There has been significant success with the development and demonstration of MW-scale supercritical CO2 power systems at SwRI. At the same time, kW-scale power generation has been largely confined to less-efficient organic Rankine cycle technology. Using a supercritical CO2 closed Brayton cycle as shown in Figure 1 can provide a dramatic increase in the efficiency of small-scale thermal power systems. The technical challenge is the power density of supercritical CO2 power cycles; expander technology has been developed for turbomachinery that is effective at the MW-scale, but no developed expander technology exists for a kW-scale system. Successful development of the expander (and compressor) machinery for a system of 15-500 kW power output would be a significant improvement for mobile waste heat recovery systems (under development for on-highway heavy-duty trucks, with future use in marine and other high-load applications) and stationary systems (industrial and commercial waste heat recovery, remote power generation).

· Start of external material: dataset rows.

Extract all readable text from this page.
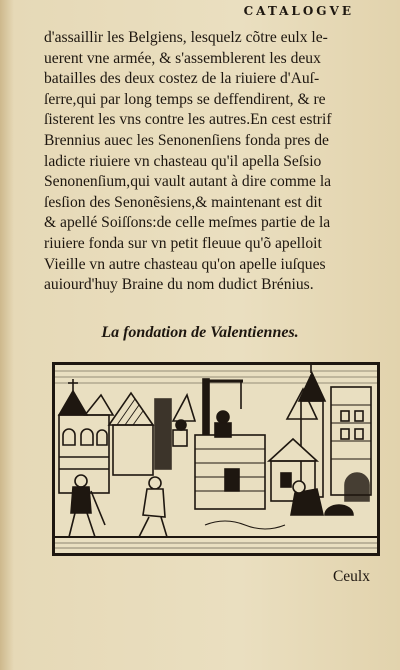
CATALOGVE
d'assaillir les Belgiens, lesquelz cõtre eulx le-
uerent vne armée, & s'assemblerent les deux
batailles des deux costez de la riuiere d'Auſ-
ſerre,qui par long temps se deffendirent, & re
ſisterent les vns contre les autres.En cest estrif
Brennius auec les Senonenſiens fonda pres de
ladicte riuiere vn chasteau qu'il apella Seſsio
Senonenſium,qui vault autant à dire comme la
ſesſion des Senonẽsiens,& maintenant est dit
& apellé Soiſſons:de celle meſmes partie de la
riuiere fonda sur vn petit fleuue qu'õ apelloit
Vieille vn autre chasteau qu'on apelle iuſques
auiourd'huy Braine du nom dudict Brénius.
La fondation de Valentiennes.
Ceulx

Ongoing refinement of the cycle simulations is occurring, along with the use of simulations for cycle design optimization to identify the most promising configuration of the system for an initial demonstration. The major focus of the current phase of the project is to identify and address critical technology gaps that could prevent successful design of a prototype system. Addressing these will set the stage for the final phase, prototype design and build.

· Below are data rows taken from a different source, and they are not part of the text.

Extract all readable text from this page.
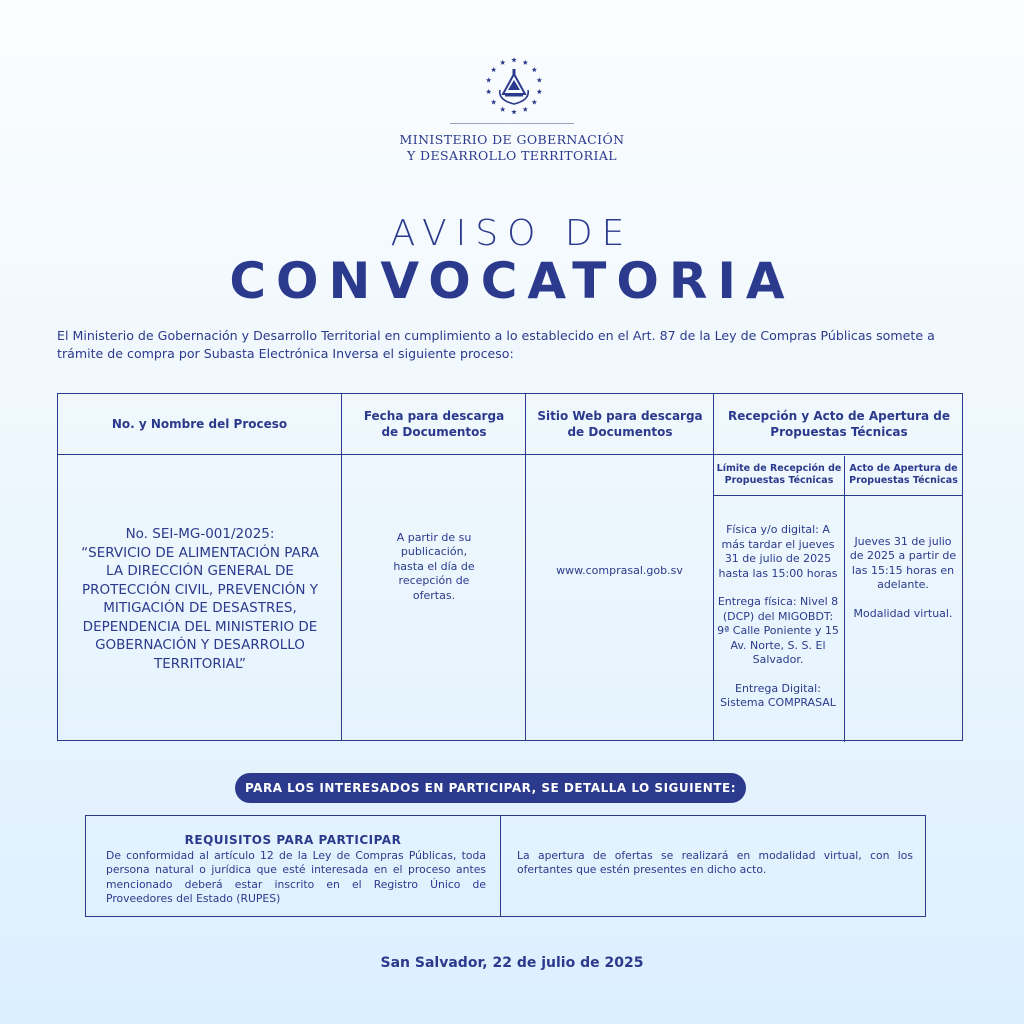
MINISTERIO DE GOBERNACIÓN
Y DESARROLLO TERRITORIAL
AVISO DE
CONVOCATORIA
El Ministerio de Gobernación y Desarrollo Territorial en cumplimiento a lo establecido en el Art. 87 de la Ley de Compras Públicas somete a trámite de compra por Subasta Electrónica Inversa el siguiente proceso:
No. y Nombre del Proceso
Fecha para descarga de Documentos
Sitio Web para descarga de Documentos
Recepción y Acto de Apertura de Propuestas Técnicas
Límite de Recepción de Propuestas Técnicas
Acto de Apertura de Propuestas Técnicas
No. SEI-MG-001/2025:
“SERVICIO DE ALIMENTACIÓN PARA LA DIRECCIÓN GENERAL DE PROTECCIÓN CIVIL, PREVENCIÓN Y MITIGACIÓN DE DESASTRES, DEPENDENCIA DEL MINISTERIO DE GOBERNACIÓN Y DESARROLLO TERRITORIAL”
A partir de su publicación, hasta el día de recepción de ofertas.
www.comprasal.gob.sv
Física y/o digital: A más tardar el jueves 31 de julio de 2025 hasta las 15:00 horas
Entrega física: Nivel 8 (DCP) del MIGOBDT: 9ª Calle Poniente y 15 Av. Norte, S. S. El Salvador.
Entrega Digital: Sistema COMPRASAL
Jueves 31 de julio de 2025 a partir de las 15:15 horas en adelante.
Modalidad virtual.
PARA LOS INTERESADOS EN PARTICIPAR, SE DETALLA LO SIGUIENTE:
REQUISITOS PARA PARTICIPAR
De conformidad al artículo 12 de la Ley de Compras Públicas, toda persona natural o jurídica que esté interesada en el proceso antes mencionado deberá estar inscrito en el Registro Único de Proveedores del Estado (RUPES)
La apertura de ofertas se realizará en modalidad virtual, con los ofertantes que estén presentes en dicho acto.
San Salvador, 22 de julio de 2025
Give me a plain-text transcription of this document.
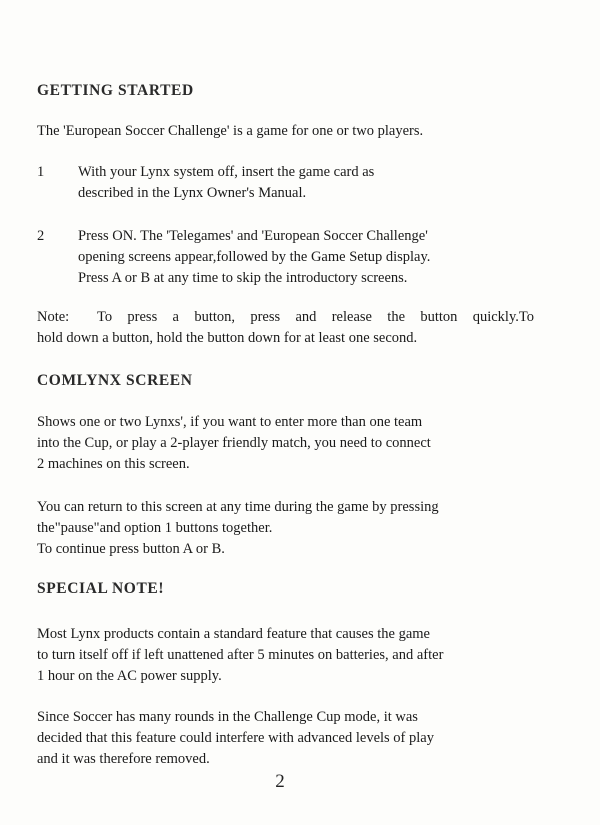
GETTING STARTED

The 'European Soccer Challenge' is a game for one or two players.

1 With your Lynx system off, insert the game card as
described in the Lynx Owner's Manual.
2 Press ON. The 'Telegames' and 'European Soccer Challenge'
opening screens appear,followed by the Game Setup display.
Press A or B at any time to skip the introductory screens.
Note: To press a button, press and release the button quickly.To
hold down a button, hold the button down for at least one second.
COMLYNX SCREEN

Shows one or two Lynxs', if you want to enter more than one team
into the Cup, or play a 2-player friendly match, you need to connect
2 machines on this screen.

You can return to this screen at any time during the game by pressing
the"pause"and option 1 buttons together.
To continue press button A or B.

SPECIAL NOTE!

Most Lynx products contain a standard feature that causes the game
to turn itself off if left unattened after 5 minutes on batteries, and after
1 hour on the AC power supply.

Since Soccer has many rounds in the Challenge Cup mode, it was
decided that this feature could interfere with advanced levels of play
and it was therefore removed.

2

The project addressed critical technology gaps in preparation for prototype design and build. Continual refinement of cycle modeling showed a broad applicability of the supercritical CO2 power cycle to waste heat recovery in mobile applications. Concept designs were completed for a piston compressor and a piston expander which can operate under the required conditions for supercritical CO2 flows and which are sized for packaging within typical heavy-duty truck installations.